Ben appeared in the doorway to the kitchen, otherwise undamaged, and headed over to the coffee maker himself. Betty followed behind him, and we all stood agape. She looked amazing in a white skirt suit with white tights and black heels. A string of blue pearls at her neck perfected the look. 

I looked between Betty and Ben, and tried to suppress my eye roll at how they’d kept me up all night loudly rehearsing for their wedding night. They both looked flushed and satisfied – the kind of satisfied advertised by romance novels and De Biers commercials after a wedding.

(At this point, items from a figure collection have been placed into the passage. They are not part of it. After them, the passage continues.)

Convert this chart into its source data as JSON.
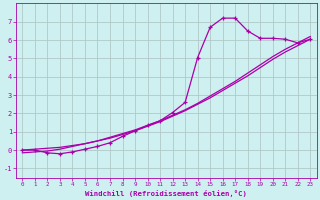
{
  "xlabel": "Windchill (Refroidissement éolien,°C)",
  "background_color": "#cff0f0",
  "line_color": "#aa00aa",
  "grid_color": "#b0c8c8",
  "xlim": [
    -0.5,
    23.5
  ],
  "ylim": [
    -1.5,
    8.0
  ],
  "xtick_labels": [
    "0",
    "1",
    "2",
    "3",
    "4",
    "5",
    "6",
    "7",
    "8",
    "9",
    "10",
    "11",
    "12",
    "13",
    "14",
    "15",
    "16",
    "17",
    "18",
    "19",
    "20",
    "21",
    "22",
    "23"
  ],
  "ytick_labels": [
    "-1",
    "0",
    "1",
    "2",
    "3",
    "4",
    "5",
    "6",
    "7"
  ],
  "ytick_vals": [
    -1,
    0,
    1,
    2,
    3,
    4,
    5,
    6,
    7
  ],
  "curve_x": [
    0,
    1,
    2,
    3,
    4,
    5,
    6,
    7,
    8,
    9,
    10,
    11,
    12,
    13,
    14,
    15,
    16,
    17,
    18,
    19,
    20,
    21,
    22,
    23
  ],
  "curve_y": [
    0.0,
    0.0,
    -0.15,
    -0.2,
    -0.1,
    0.05,
    0.2,
    0.4,
    0.75,
    1.05,
    1.35,
    1.6,
    2.05,
    2.6,
    5.05,
    6.7,
    7.2,
    7.2,
    6.5,
    6.1,
    6.1,
    6.05,
    5.85,
    6.05
  ],
  "linear1_x": [
    0,
    1,
    2,
    3,
    4,
    5,
    6,
    7,
    8,
    9,
    10,
    11,
    12,
    13,
    14,
    15,
    16,
    17,
    18,
    19,
    20,
    21,
    22,
    23
  ],
  "linear1_y": [
    0.0,
    0.05,
    0.1,
    0.15,
    0.25,
    0.35,
    0.5,
    0.65,
    0.85,
    1.05,
    1.3,
    1.55,
    1.85,
    2.15,
    2.5,
    2.85,
    3.25,
    3.65,
    4.05,
    4.5,
    4.95,
    5.35,
    5.7,
    6.05
  ],
  "linear2_x": [
    0,
    1,
    2,
    3,
    4,
    5,
    6,
    7,
    8,
    9,
    10,
    11,
    12,
    13,
    14,
    15,
    16,
    17,
    18,
    19,
    20,
    21,
    22,
    23
  ],
  "linear2_y": [
    -0.15,
    -0.1,
    -0.05,
    0.05,
    0.2,
    0.35,
    0.5,
    0.7,
    0.9,
    1.1,
    1.35,
    1.6,
    1.9,
    2.2,
    2.55,
    2.95,
    3.35,
    3.75,
    4.2,
    4.65,
    5.1,
    5.5,
    5.85,
    6.2
  ]
}
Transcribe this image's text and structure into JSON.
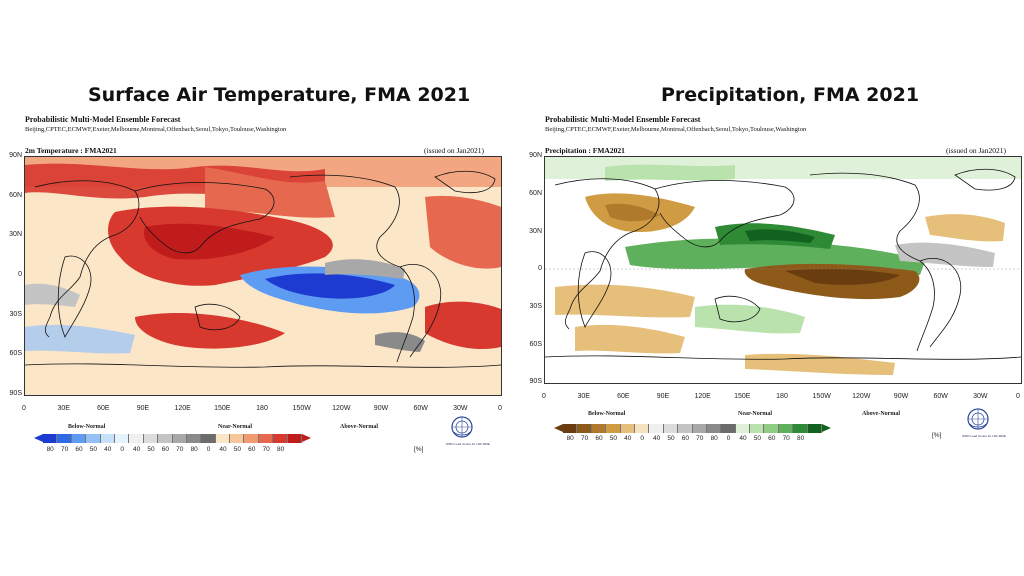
{
  "colors": {
    "below_normal_temp": [
      "#1d3bd1",
      "#2f6ae6",
      "#5e9bf2",
      "#94c2f8",
      "#c6e2fb",
      "#e6f3fd"
    ],
    "near_normal": [
      "#f0f0f0",
      "#dcdcdc",
      "#c4c4c4",
      "#a8a8a8",
      "#8a8a8a",
      "#6c6c6c"
    ],
    "above_normal_temp": [
      "#fbe6c8",
      "#f7c79a",
      "#f09a74",
      "#e6694f",
      "#d8392e",
      "#c01c1c"
    ],
    "below_normal_prec": [
      "#6a3d10",
      "#8e5a1a",
      "#b07a2c",
      "#cf9c44",
      "#e6c07a",
      "#f5e3bf"
    ],
    "above_normal_prec": [
      "#dff1d8",
      "#b9e2ad",
      "#8fcd84",
      "#5fb05c",
      "#2f8a36",
      "#11621f"
    ]
  },
  "left": {
    "title": "Surface Air Temperature, FMA 2021",
    "header_line1": "Probabilistic Multi-Model Ensemble Forecast",
    "header_line2": "Beijing,CPTEC,ECMWF,Exeter,Melbourne,Montreal,Offenbach,Seoul,Tokyo,Toulouse,Washington",
    "variable_label": "2m Temperature : FMA2021",
    "issued": "(issued on Jan2021)",
    "lat_labels": [
      "90N",
      "60N",
      "30N",
      "0",
      "30S",
      "60S",
      "90S"
    ],
    "lon_labels": [
      "0",
      "30E",
      "60E",
      "90E",
      "120E",
      "150E",
      "180",
      "150W",
      "120W",
      "90W",
      "60W",
      "30W",
      "0"
    ],
    "cat_below": "Below-Normal",
    "cat_near": "Near-Normal",
    "cat_above": "Above-Normal",
    "scale_ticks": [
      "80",
      "70",
      "60",
      "50",
      "40",
      "0",
      "40",
      "50",
      "60",
      "70",
      "80",
      "0",
      "40",
      "50",
      "60",
      "70",
      "80"
    ],
    "unit": "[%]"
  },
  "right": {
    "title": "Precipitation, FMA 2021",
    "header_line1": "Probabilistic Multi-Model Ensemble Forecast",
    "header_line2": "Beijing,CPTEC,ECMWF,Exeter,Melbourne,Montreal,Offenbach,Seoul,Tokyo,Toulouse,Washington",
    "variable_label": "Precipitation : FMA2021",
    "issued": "(issued on Jan2021)",
    "lat_labels": [
      "90N",
      "60N",
      "30N",
      "0",
      "30S",
      "60S",
      "90S"
    ],
    "lon_labels": [
      "0",
      "30E",
      "60E",
      "90E",
      "120E",
      "150E",
      "180",
      "150W",
      "120W",
      "90W",
      "60W",
      "30W",
      "0"
    ],
    "cat_below": "Below-Normal",
    "cat_near": "Near-Normal",
    "cat_above": "Above-Normal",
    "scale_ticks": [
      "80",
      "70",
      "60",
      "50",
      "40",
      "0",
      "40",
      "50",
      "60",
      "70",
      "80",
      "0",
      "40",
      "50",
      "60",
      "70",
      "80"
    ],
    "unit": "[%]"
  },
  "logo_text": "WMO Lead Centre for LRF-MME"
}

“Get her fueled, Mark?” Bob asked, setting down his mug and straightening his tie. I didn’t bother glaring and I knew that Betty would kill me if I poured coffee on him right then. They had fought for hours over what he would wear to the wedding, and the white shirt and blue striped tie was the only alternative to his one man 1970s lifestyle theme.

In Bob’s mind, he was helping. He didn’t know that I managed to stumble to my day job before my first cup of coffee every single day without any assistance. Mark looked vaguely disappointed.  “One depth charge, and she shot through the shower before I could inhale.”

Bob grinned lecherously at me. “Aw, Mark, you missed a photo opportunity!”

This time I glared, and Mark deftly removed the mug from my hands before I could use it as a weapon. “Wedding!” I barked, and marched out the door to the car, grabbing my coat on the way.